Nietzsche’s Critique: Overcoming Western Nihilism

Nietzsche’s Critique of Western Civilization

Thesis: This excerpt from Nietzsche’s Twilight of the Idols showcases his attack on the use of “reason” in traditional philosophy. He criticizes the invention of an “other” world and “other” life, born from a distrust of our own reality. In the same vein, Nietzsche critiques the decadent dichotomy of the “true” and “apparent” world, a concept prevalent in religious (Christian) and philosophical (Kantian) thought. This does not contradict Nietzsche’s thesis that the artist chooses appearance, because it is a reality selected. The artistic choice, characterized by the tragic, should not be pessimistic but Dionysian.

The Problem: The Decline of the West

The text addresses a fundamental problem posed by Nietzsche: the decline of Western civilization. According to Nietzsche, the disappearance of the Dionysian/Apollonian bipolarity in Greek tragedy (starting with Euripides) and the guiding philosophy (Socrates and Plato) towards the dichotomy of a “real” world and an “apparent” world, in “this” and “other” life, marks the beginning of this decline, leading inexorably to nihilism.

Subsequent milestones in this pernicious ideology, which engulfs and degrades humanity, include Christianity (a vulgarized Platonism) and “rationalist” philosophy, exemplified by the intellectual mummies of René Descartes (Cogito, ergo sum) and Immanuel Kant (distinction between phenomenon and noumenon). In this progressive nihilism, humanity has passed through the stages of the camel (a beast of burden carrying “anti-vital” Christian values), the lion (a symbol of rebellion and protest during the Enlightenment), and the child (representing spontaneity and enjoyment of life, foreshadowed by Schopenhauer’s philosophy and Wagner’s music during the 19th-century positivist era).

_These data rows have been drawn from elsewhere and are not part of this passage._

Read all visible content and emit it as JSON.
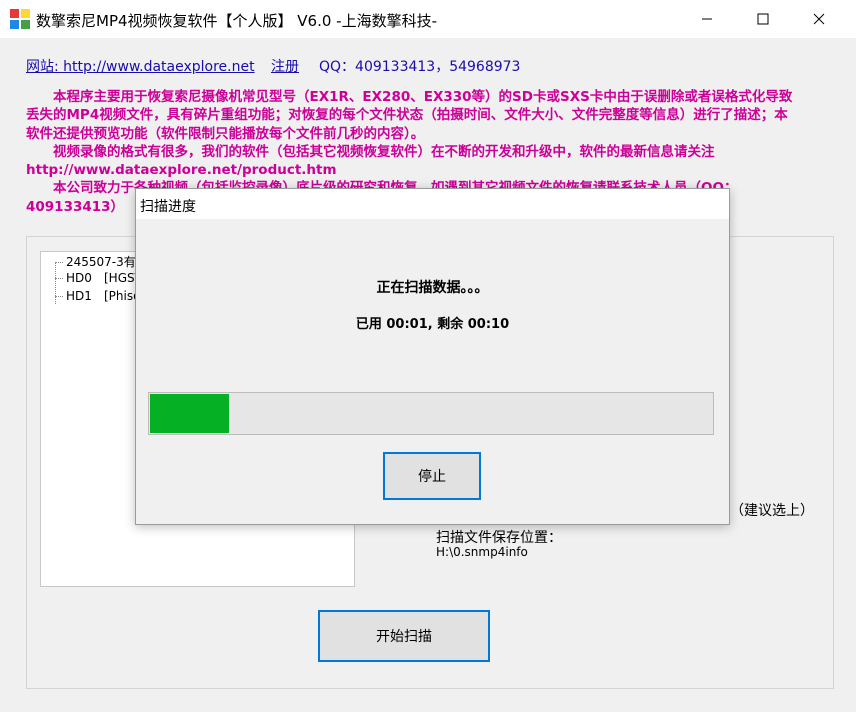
{
  "window": {
    "title": "数擎索尼MP4视频恢复软件【个人版】 V6.0  -上海数擎科技-",
    "icon": "app-icon",
    "controls": [
      "minimize-icon",
      "maximize-icon",
      "close-icon"
    ]
  },
  "header": {
    "website_link": "网站: http://www.dataexplore.net",
    "register_link": "注册",
    "qq": "QQ：409133413，54968973"
  },
  "description": {
    "paragraphs": [
      "　　本程序主要用于恢复索尼摄像机常见型号（EX1R、EX280、EX330等）的SD卡或SXS卡中由于误删除或者误格式化导致丢失的MP4视频文件，具有碎片重组功能；对恢复的每个文件状态（拍摄时间、文件大小、文件完整度等信息）进行了描述；本软件还提供预览功能（软件限制只能播放每个文件前几秒的内容）。",
      "　　视频录像的格式有很多，我们的软件（包括其它视频恢复软件）在不断的开发和升级中，软件的最新信息请关注 http://www.dataexplore.net/product.htm",
      "　　本公司致力于各种视频（包括监控录像）底片级的研究和恢复，如遇到其它视频文件的恢复请联系技术人员（QQ：409133413）"
    ],
    "color": "#cc0099"
  },
  "tree": {
    "root": "245507-3有",
    "items": [
      {
        "id": "HD0",
        "label": "[HGST"
      },
      {
        "id": "HD1",
        "label": "[Phiso"
      }
    ]
  },
  "hint_text": "（建议选上）",
  "save": {
    "label": "扫描文件保存位置：",
    "path": "H:\\0.snmp4info"
  },
  "start_button": "开始扫描",
  "dialog": {
    "title": "扫描进度",
    "status": "正在扫描数据。。。",
    "time": "已用 00:01, 剩余 00:10",
    "progress": 0.14,
    "progress_color": "#06b025",
    "stop_button": "停止"
  }
}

At this juncture, Nietzsche sees two possibilities: continuing down the path of human annihilation or a rupture, reinforced by the re-emergence of the Übermensch (superman), who would reinstate the Greek context where there were supermen who understood not another world but this world, not another life but this life.

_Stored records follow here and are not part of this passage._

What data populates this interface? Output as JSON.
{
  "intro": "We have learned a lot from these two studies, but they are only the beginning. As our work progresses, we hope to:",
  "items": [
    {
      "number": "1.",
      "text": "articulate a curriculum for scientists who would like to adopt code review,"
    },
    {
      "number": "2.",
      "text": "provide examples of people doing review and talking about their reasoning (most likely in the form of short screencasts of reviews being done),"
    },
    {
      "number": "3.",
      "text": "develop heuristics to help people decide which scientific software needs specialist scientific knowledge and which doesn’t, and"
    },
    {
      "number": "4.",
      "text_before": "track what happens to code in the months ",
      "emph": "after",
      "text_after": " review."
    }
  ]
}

Key Ideas in Nietzsche’s Philosophy

Nihilism and suspicion towards life, inherited from Plato, continue in Christianity with its dualism of heaven and earth. This denial of the value of life is characteristic of Western nihilism. It represents the disease and decline of Western humanity: the pursuit of the good in itself, rationality at any cost, a lack of instincts, and the condemnation of the body.

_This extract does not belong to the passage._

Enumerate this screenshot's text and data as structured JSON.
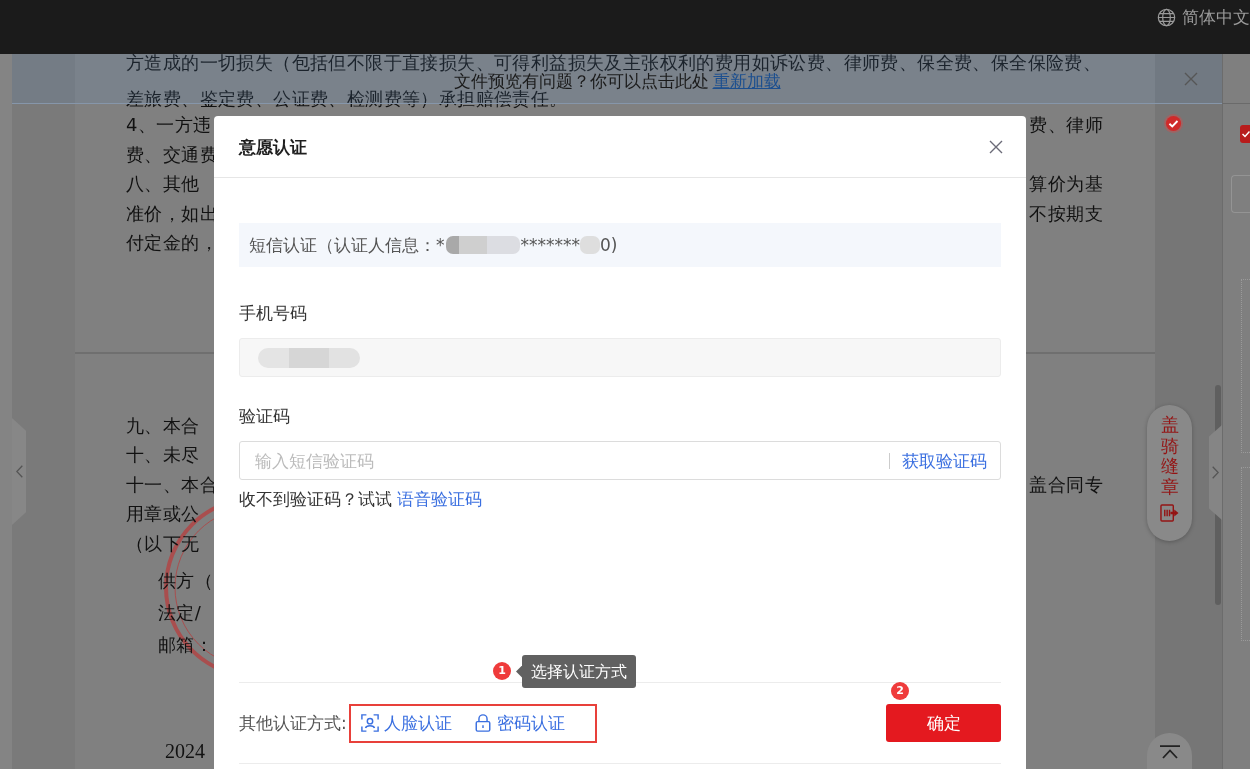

The Platonic-Christian tradition denies any value to this life, earthly life, the only one we have. The will to power is the revolt of the instinctive, unconscious passion against the coldness of rationality.

Socrates and Plato established, in contrast to the underworld, another otherworldly realm of ideas, true and accessible to those who have “killed” their bodies while alive. Kant, too, succumbs to epistemological nihilism, distinguishing between the phenomenon (the thing for me) and the noumenon (the thing in itself). From the standpoint of morality, Kantian noumenal presuppositions (freedom, immortality, God), unprovable and unavailable, offer comfort to reason constrained by its limitations.

Nietzsche’s anti-metaphysical proposal transcends dualism: there is only one world, this world. Dualistic metaphysics is like sunrise (there is a real world and another who is his shadow, apparently). Nietzsche’s philosophy is that of midday, where the shadow is shortest, matching in one only true and apparent world. Following Nietzsche’s proposal is an ethic: carpe diem, live every moment, even the bad ones, as if it were the last.

Terms and Concepts

The terms referenced in the text can be linked to a single semantic field expressed in Nietzsche’s thesis: there is no more to life than this life; there is no world other than this world. This is a criticism of Western metaphysical dualism, such as the Platonic-Christian-Kantian view, which divides reality into two worlds: real and apparent, with the former being the foundation of the latter. The “real world” is a sublimation of the impulses of the will to power. The fear of death leads to the “creation” of a timeless world. The “real world” is a “moral-optical illusion.” Western humanity’s disease lies not in inventing another world that is inhuman but in the hypocrisy of inventing it and declaring it the only true one.